The impact of visual saliency prediction in image classification
CovenanteeDublin City University
Document typeMaster thesis
Rights accessOpen Access
This thesis introduces an architecture to improve the accuracy of a Convolutional Neural Network trained for image classification using visual saliency predictions from the original images. In this thesis the accuracy of a Convolutional Neural Network (CNN) trained for classification has been improved using saliency maps from the original images. The network had an AlexNet architecture and was trained using 1.2 million images from the Imagenet dataset. Two methods had been explored in order to exploit the information from the visual saliency predictions. The first methodologies implemented applied the saliency maps directly to the existing layers of the CNN, which in some cases were already trained for classification and in other they were initialized with random weights. In the second methodology the information from the saliency maps was merged from a new branch, trained at the same time as the initial CNN. In order to speed up the training of the networks the experiments were implemented using images reduced to 128x128. With this sizes the proposed model achieves 12.39% increase in Top-1 accuracy performance with respect to the original CNN, and additionally reduces the number of parameters needed compared to AlexNet.

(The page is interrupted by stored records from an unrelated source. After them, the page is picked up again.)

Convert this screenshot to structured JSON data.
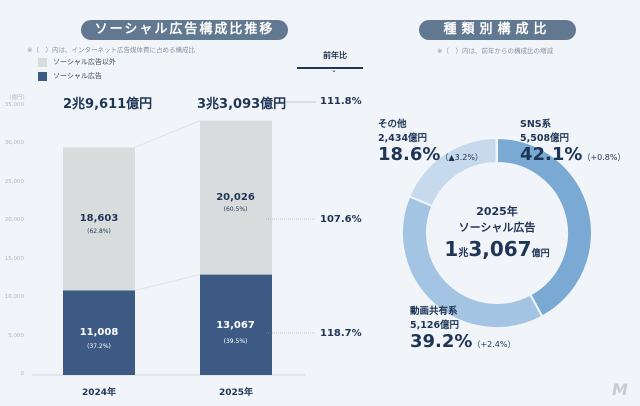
{
  "left_title": "ソーシャル広告構成比推移",
  "left_note": "※（　）内は、インターネット広告媒体費に占める構成比",
  "legend": [
    {
      "label": "ソーシャル広告以外",
      "color": "#d9dcdc"
    },
    {
      "label": "ソーシャル広告",
      "color": "#3d5a84"
    }
  ],
  "yoy_header": "前年比",
  "unit": "（億円）",
  "right_title": "種類別構成比",
  "right_note": "※（　）内は、前年からの構成比の増減",
  "chart_data": [
    {
      "type": "bar",
      "stacked": true,
      "categories": [
        "2024年",
        "2025年"
      ],
      "ylim": [
        0,
        35000
      ],
      "yticks": [
        "0",
        "5,000",
        "10,000",
        "15,000",
        "20,000",
        "25,000",
        "30,000",
        "35,000"
      ],
      "series": [
        {
          "name": "ソーシャル広告",
          "values": [
            11008,
            13067
          ],
          "value_labels": [
            "11,008",
            "13,067"
          ],
          "share_labels": [
            "(37.2%)",
            "(39.5%)"
          ],
          "color": "#3d5a84"
        },
        {
          "name": "ソーシャル広告以外",
          "values": [
            18603,
            20026
          ],
          "value_labels": [
            "18,603",
            "20,026"
          ],
          "share_labels": [
            "(62.8%)",
            "(60.5%)"
          ],
          "color": "#d9dcdc"
        }
      ],
      "totals": [
        "2兆9,611億円",
        "3兆3,093億円"
      ],
      "yoy": {
        "total": "111.8%",
        "other": "107.6%",
        "social": "118.7%"
      }
    },
    {
      "type": "pie",
      "donut": true,
      "center": {
        "year": "2025年",
        "label": "ソーシャル広告",
        "value_a": "1",
        "value_b": "兆",
        "value_c": "3,067",
        "value_d": "億円"
      },
      "slices": [
        {
          "name": "SNS系",
          "amount": "5,508億円",
          "percent": 42.1,
          "percent_label": "42.1%",
          "change": "（+0.8%）",
          "color": "#7aaad4"
        },
        {
          "name": "動画共有系",
          "amount": "5,126億円",
          "percent": 39.2,
          "percent_label": "39.2%",
          "change": "（+2.4%）",
          "color": "#a4c4e3"
        },
        {
          "name": "その他",
          "amount": "2,434億円",
          "percent": 18.6,
          "percent_label": "18.6%",
          "change": "（▲3.2%）",
          "color": "#c6d9ed"
        }
      ]
    }
  ]
}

Regarding the original size images 227x227 a model that increases 1.72% Top-1 accuracy is proposed. To accelerate the training process of the network the images have been reduced. The methodology that provides the higher improvement in accuracy will be implemented using the original size of the images. The results will be compared to those obtained from the network trained only with the original images. All the methodologies proposed are implemented in a network previously trained for classification. Additionally the most successful methodologies will be implemented in the training of a network. The results will provide information about the best way to add saliency maps to improve the accuracy.